1. Error reporting scenario

An error is reported when using Python: “Unicode decodeerror: ‘GB2312’ codec can’t decode byte 0xa4 in position…: illegal multibyte sequence” generally has the following two scenarios:

1. Crawl Chinese website content

html = requests.get(url).decode("gb2312")

2. Read GBK encoded files

result = open(filename, 'r', encoding='gb2312')

2. Error reporting reason

The Chinese character set included in GB2312 is not comprehensive enough, and decoding errors will occur when encountering traditional characters.

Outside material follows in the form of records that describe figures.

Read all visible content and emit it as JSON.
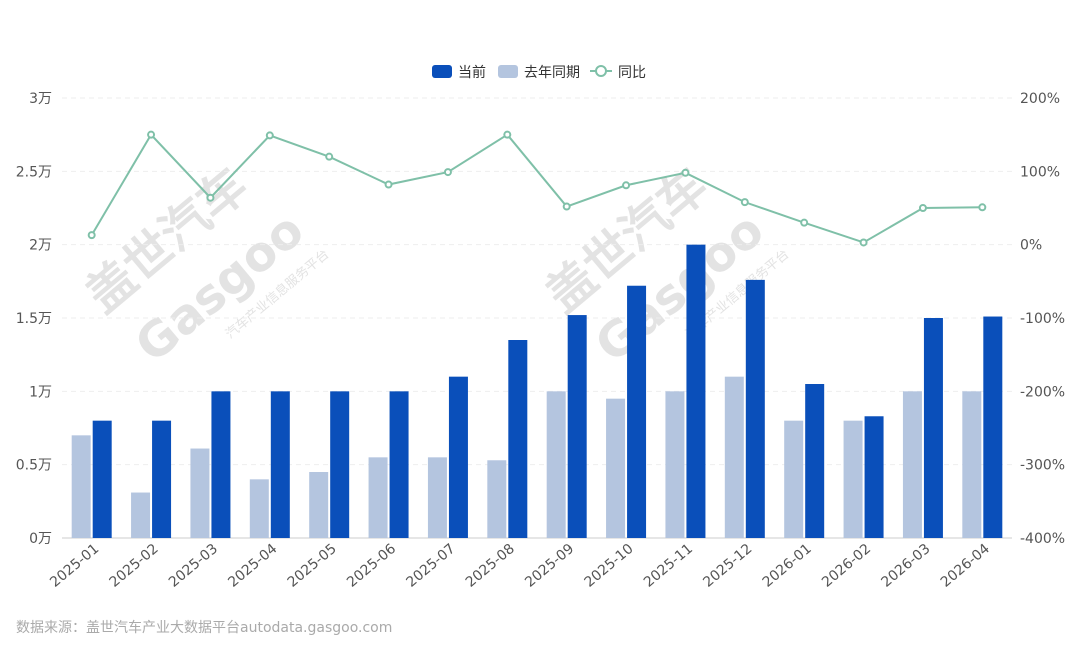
{
  "chart_data": {
    "type": "bar",
    "categories": [
      "2025-01",
      "2025-02",
      "2025-03",
      "2025-04",
      "2025-05",
      "2025-06",
      "2025-07",
      "2025-08",
      "2025-09",
      "2025-10",
      "2025-11",
      "2025-12",
      "2026-01",
      "2026-02",
      "2026-03",
      "2026-04"
    ],
    "series": [
      {
        "name": "当前",
        "type": "bar",
        "axis": "left",
        "color": "#0a4fba",
        "values": [
          8000,
          8000,
          10000,
          10000,
          10000,
          10000,
          11000,
          13500,
          15200,
          17200,
          20000,
          17600,
          10500,
          8300,
          15000,
          15100
        ]
      },
      {
        "name": "去年同期",
        "type": "bar",
        "axis": "left",
        "color": "#b4c5df",
        "values": [
          7000,
          3100,
          6100,
          4000,
          4500,
          5500,
          5500,
          5300,
          10000,
          9500,
          10000,
          11000,
          8000,
          8000,
          10000,
          10000
        ]
      },
      {
        "name": "同比",
        "type": "line",
        "axis": "right",
        "color": "#7fc0a8",
        "values": [
          13,
          150,
          64,
          149,
          120,
          82,
          99,
          150,
          52,
          81,
          98,
          58,
          30,
          3,
          50,
          51
        ]
      }
    ],
    "left_axis": {
      "ticks": [
        "0万",
        "0.5万",
        "1万",
        "1.5万",
        "2万",
        "2.5万",
        "3万"
      ],
      "range": [
        0,
        30000
      ]
    },
    "right_axis": {
      "ticks": [
        "-400%",
        "-300%",
        "-200%",
        "-100%",
        "0%",
        "100%",
        "200%"
      ],
      "range": [
        -400,
        200
      ]
    },
    "legend_position": "top-center",
    "grid": true
  },
  "source_text": "数据来源：盖世汽车产业大数据平台autodata.gasgoo.com",
  "watermark": {
    "brand": "盖世汽车",
    "logo": "Gasgoo",
    "subtitle": "汽车产业信息服务平台"
  }
}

Chinese character set range GB2312 < gbk < gb18030

3. Error reporting solution

1. Ignore decoding errors

html = requests.get(url).decode('gb2312',errors = 'ignore')

The default parameter of the decode function is strict. Decode ([encoding], [errors =’strict ‘]). You can use the second parameter to control the error handling strategy. Strict means that an exception is thrown when an illegal character is encountered
if it is set to ignore, illegal characters will be ignored
if it is set to replace, it will be used? Replace illegal characters

2. Replace gbk2312 with GBK with a more comprehensive Chinese character set

result = open(filename, 'r', encoding='gbk')

Note: if ‘ignore’ is used to ignore illegal characters and report errors, the read Chinese will be garbled. If you want to read accurate Chinese content, you can first convert the content encoded in GB2312 to UTF-8 and then read it.

res = requests.get(url)
res = decode(res, "gb2312").encode("utf8")
res.encoding = 'utf-8'
html = res.text
print(html)

At this time, Chinese characters can be output normally.